Merkel machte aber deutlich, es sei im Interesse Deutschlands, einen «modus vivendi» mit Russland zu finden - so, dass beide Länder koexistieren könnten. Um eine Vermittlung in dem Konflikt sei sie nicht gefragt worden, sagte die ehemalige Kanzlerin. Und: «Ich habe nicht den Eindruck, dass das im Augenblick etwas nützt.» Es gebe aus ihrer Sicht «wenig zu besprechen».
Wie geht es der Altkanzlerin?
Ihr persönlich gehe es sehr gut, aber die «Zäsur» des russischen Kriegs gegen die Ukraine beschäftige sie sehr, sagte Merkel. Sie sei manchmal bedrückt. Merkel erzählte von langen Wanderungen im Winter an der Ostsee, sie habe viele Hörbücher gehört.

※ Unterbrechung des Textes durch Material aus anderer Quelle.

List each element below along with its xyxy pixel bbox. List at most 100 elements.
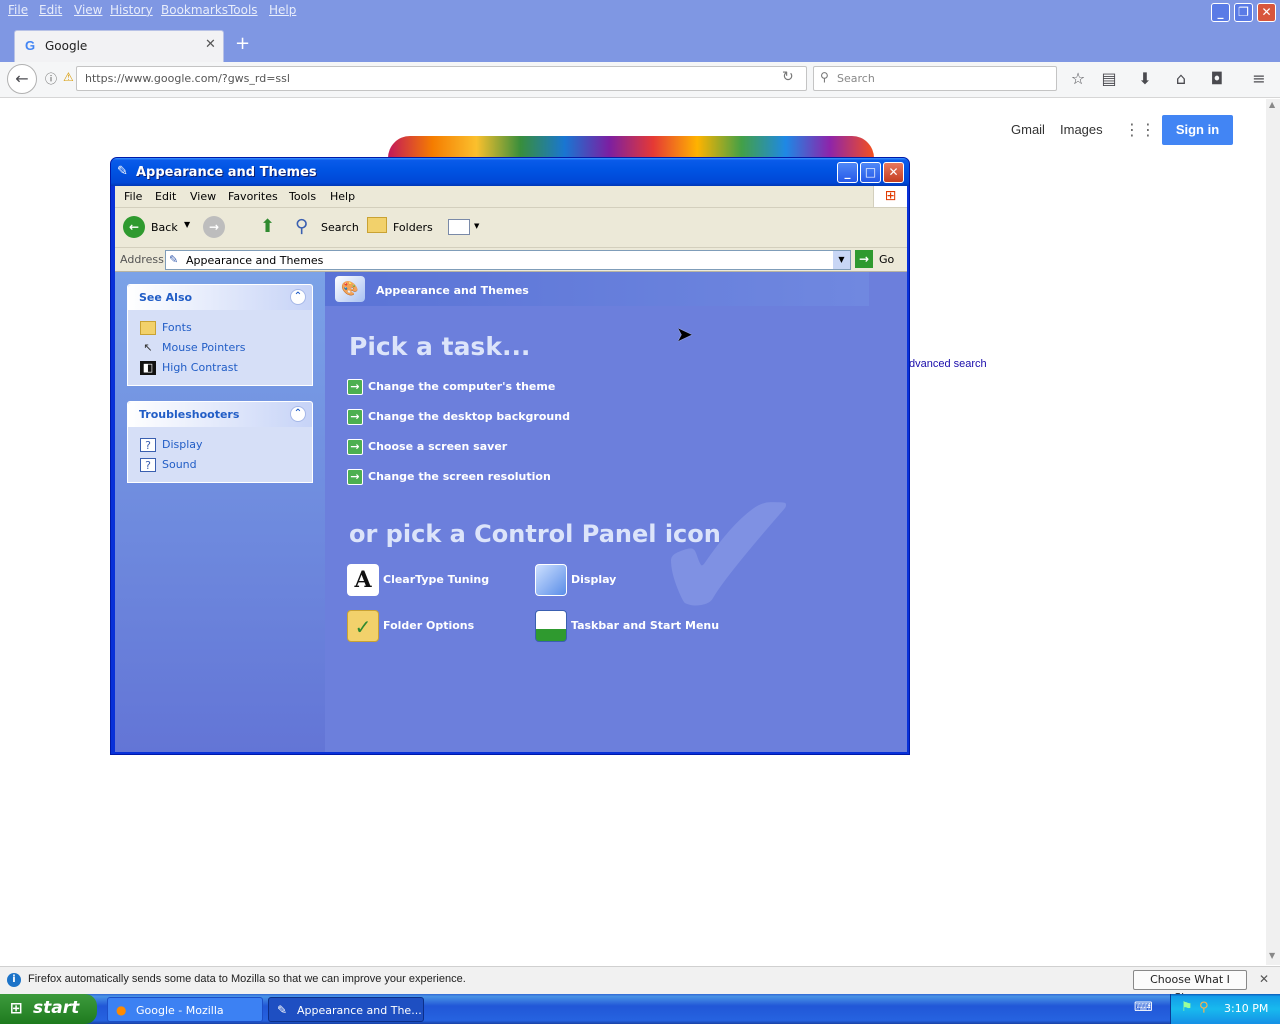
pocket-icon[interactable]: ◘ <box>1206 68 1228 90</box>
info-icon[interactable]: ⓘ <box>45 70 57 87</box>
mouse-cursor-icon: ➤ <box>676 322 693 346</box>
url-text: https://www.google.com/?gws_rd=ssl <box>85 72 290 85</box>
scroll-up-icon[interactable]: ▲ <box>1269 100 1275 109</box>
reading-list-icon[interactable]: ▤ <box>1098 68 1120 90</box>
icon-label: Taskbar and Start Menu <box>571 619 720 632</box>
gmail-link[interactable]: Gmail <box>1011 122 1045 137</box>
clock[interactable]: 3:10 PM <box>1224 1002 1268 1015</box>
xp-menu-help[interactable]: Help <box>330 190 355 203</box>
taskbar-item-label: Appearance and The... <box>297 1004 422 1017</box>
search-tray-icon[interactable]: ⚲ <box>1199 1000 1209 1015</box>
close-button[interactable]: ✕ <box>1257 3 1276 22</box>
sign-in-button[interactable]: Sign in <box>1162 115 1233 145</box>
windows-flag-icon: ⊞ <box>10 999 23 1017</box>
see-also-high-contrast[interactable]: High Contrast <box>162 361 238 374</box>
address-label: Address <box>120 253 164 266</box>
notification-close-icon[interactable]: ✕ <box>1259 972 1269 986</box>
firefox-icon: ● <box>116 1003 127 1017</box>
new-tab-button[interactable]: + <box>235 33 250 54</box>
start-button[interactable]: ⊞ start <box>0 994 97 1024</box>
window-app-icon: ✎ <box>117 164 128 179</box>
control-panel-window: ✎ Appearance and Themes _ □ ✕ File Edit … <box>110 157 910 755</box>
address-dropdown-icon[interactable]: ▼ <box>833 251 850 269</box>
advanced-search-link[interactable]: dvanced search <box>909 358 987 370</box>
task-arrow-icon: → <box>347 409 363 425</box>
menu-bookmarks[interactable]: Bookmarks <box>161 3 228 17</box>
search-icon: ⚲ <box>820 70 829 84</box>
images-link[interactable]: Images <box>1060 122 1103 137</box>
task-label: Change the screen resolution <box>368 470 551 483</box>
menu-history[interactable]: History <box>110 3 153 17</box>
xp-menu-file[interactable]: File <box>124 190 142 203</box>
chevron-down-icon[interactable]: ▼ <box>184 220 190 229</box>
data-notification-bar: i Firefox automatically sends some data … <box>0 966 1280 994</box>
taskbar-item-firefox[interactable]: ● Google - Mozilla Firefox <box>107 997 263 1022</box>
xp-menu-edit[interactable]: Edit <box>155 190 176 203</box>
pick-icon-heading: or pick a Control Panel icon <box>349 520 721 548</box>
views-grid-icon[interactable] <box>448 219 470 235</box>
menu-edit[interactable]: Edit <box>39 3 62 17</box>
network-tray-icon[interactable]: ⚑ <box>1181 1000 1193 1015</box>
hamburger-menu-icon[interactable]: ≡ <box>1248 68 1270 90</box>
back-arrow-icon[interactable]: ← <box>7 64 37 94</box>
scroll-down-icon[interactable]: ▼ <box>1269 951 1275 960</box>
windows-logo-icon: ⊞ <box>873 186 907 207</box>
go-arrow-icon: → <box>855 250 873 268</box>
home-icon[interactable]: ⌂ <box>1170 68 1192 90</box>
google-doodle-image[interactable] <box>388 136 874 158</box>
troubleshooter-display[interactable]: Display <box>162 438 203 451</box>
taskbar-item-label: Google - Mozilla Firefox <box>136 1004 224 1017</box>
search-bar[interactable]: ⚲ Search <box>813 66 1057 91</box>
mouse-pointer-icon: ↖ <box>143 341 153 354</box>
menu-file[interactable]: File <box>8 3 28 17</box>
xp-menu-favorites[interactable]: Favorites <box>228 190 278 203</box>
address-input[interactable]: ✎ Appearance and Themes ▼ <box>165 250 851 270</box>
tab-close-icon[interactable]: ✕ <box>205 37 216 52</box>
category-content: 🎨 Appearance and Themes ✔ Pick a task...… <box>325 272 907 752</box>
address-bar: Address ✎ Appearance and Themes ▼ → Go <box>115 248 907 272</box>
appearance-themes-icon: 🎨 <box>335 276 365 302</box>
url-bar[interactable]: ⓘ ⚠ https://www.google.com/?gws_rd=ssl ↻ <box>45 66 807 91</box>
reload-icon[interactable]: ↻ <box>782 69 794 85</box>
troubleshooters-header[interactable]: Troubleshooters ⌃ <box>128 402 312 427</box>
go-button[interactable]: → Go <box>855 250 903 270</box>
folders-button[interactable]: Folders <box>365 214 437 242</box>
see-also-fonts[interactable]: Fonts <box>162 321 192 334</box>
xp-close-button[interactable]: ✕ <box>883 162 904 183</box>
views-chevron-down-icon[interactable]: ▼ <box>474 222 479 230</box>
bookmark-star-icon[interactable]: ☆ <box>1067 68 1089 90</box>
search-button[interactable]: ⚲ Search <box>293 214 359 242</box>
see-also-header[interactable]: See Also ⌃ <box>128 285 312 310</box>
help-icon: ? <box>140 458 156 472</box>
menu-view[interactable]: View <box>74 3 102 17</box>
tab-title: Google <box>45 39 88 53</box>
collapse-chevron-icon[interactable]: ⌃ <box>290 289 306 305</box>
xp-menu-view[interactable]: View <box>190 190 216 203</box>
menu-tools[interactable]: Tools <box>228 3 258 17</box>
keyboard-tray-icon[interactable]: ⌨ <box>1134 1000 1153 1015</box>
xp-menu-tools[interactable]: Tools <box>289 190 316 203</box>
display-monitor-icon <box>535 564 567 596</box>
tab-google[interactable]: G Google ✕ <box>14 30 224 62</box>
taskbar-item-appearance[interactable]: ✎ Appearance and The... <box>268 997 424 1022</box>
menu-help[interactable]: Help <box>269 3 296 17</box>
xp-minimize-button[interactable]: _ <box>837 162 858 183</box>
search-placeholder: Search <box>837 72 875 85</box>
download-icon[interactable]: ⬇ <box>1134 68 1156 90</box>
forward-arrow-icon[interactable]: → <box>203 216 225 238</box>
troubleshooter-sound[interactable]: Sound <box>162 458 197 471</box>
window-titlebar[interactable]: ✎ Appearance and Themes _ □ ✕ <box>111 158 909 186</box>
firefox-menubar: File Edit View History Bookmarks Tools H… <box>0 0 1280 22</box>
choose-what-i-share-button[interactable]: Choose What I Share <box>1133 970 1247 1004</box>
magnifier-icon: ⚲ <box>295 216 309 237</box>
see-also-mouse-pointers[interactable]: Mouse Pointers <box>162 341 246 354</box>
up-folder-icon[interactable]: ⬆ <box>260 216 275 237</box>
page-scrollbar[interactable]: ▲ ▼ <box>1266 99 1280 965</box>
collapse-chevron-icon[interactable]: ⌃ <box>290 406 306 422</box>
minimize-button[interactable]: _ <box>1211 3 1230 22</box>
restore-button[interactable]: ❐ <box>1234 3 1253 22</box>
lock-warning-icon[interactable]: ⚠ <box>63 70 74 84</box>
taskbar-start-menu-icon <box>535 610 567 642</box>
back-button[interactable]: ← Back ▼ <box>121 214 191 242</box>
xp-maximize-button[interactable]: □ <box>860 162 881 183</box>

Ihr sei nicht langweilig geworden, sie habe die Tage richtig gut rum bekommen. Früher habe sie nur «Termine, Termine, Termine» gehabt.
Ratschläge von der Seitenlinie wolle sie nicht geben, sagte Merkel - ob das 9-Euro-Ticket nun gut sei oder nicht. «Ich bin Bundeskanzlerin a. D.», sagte die 67-Jährige. Sie sei keine «ganz normale Bürgerin». 16 Jahre lang sei alles, was irgendwie von Relevanz gewesen sei, an ihrem Tisch vorbeigekommen. Sie habe sich nie um Verantwortung gedrückt. Sie habe gesagt, dass sie sich erst einmal erholen und Abstand gewinnen wolle.
Sie bekomme viele Einladungen, wolle aber nicht nur Termine abarbeiten. Wenn sie lese, sie mache nur noch «Wohlfühltermine», dann sage sie: «Ja.»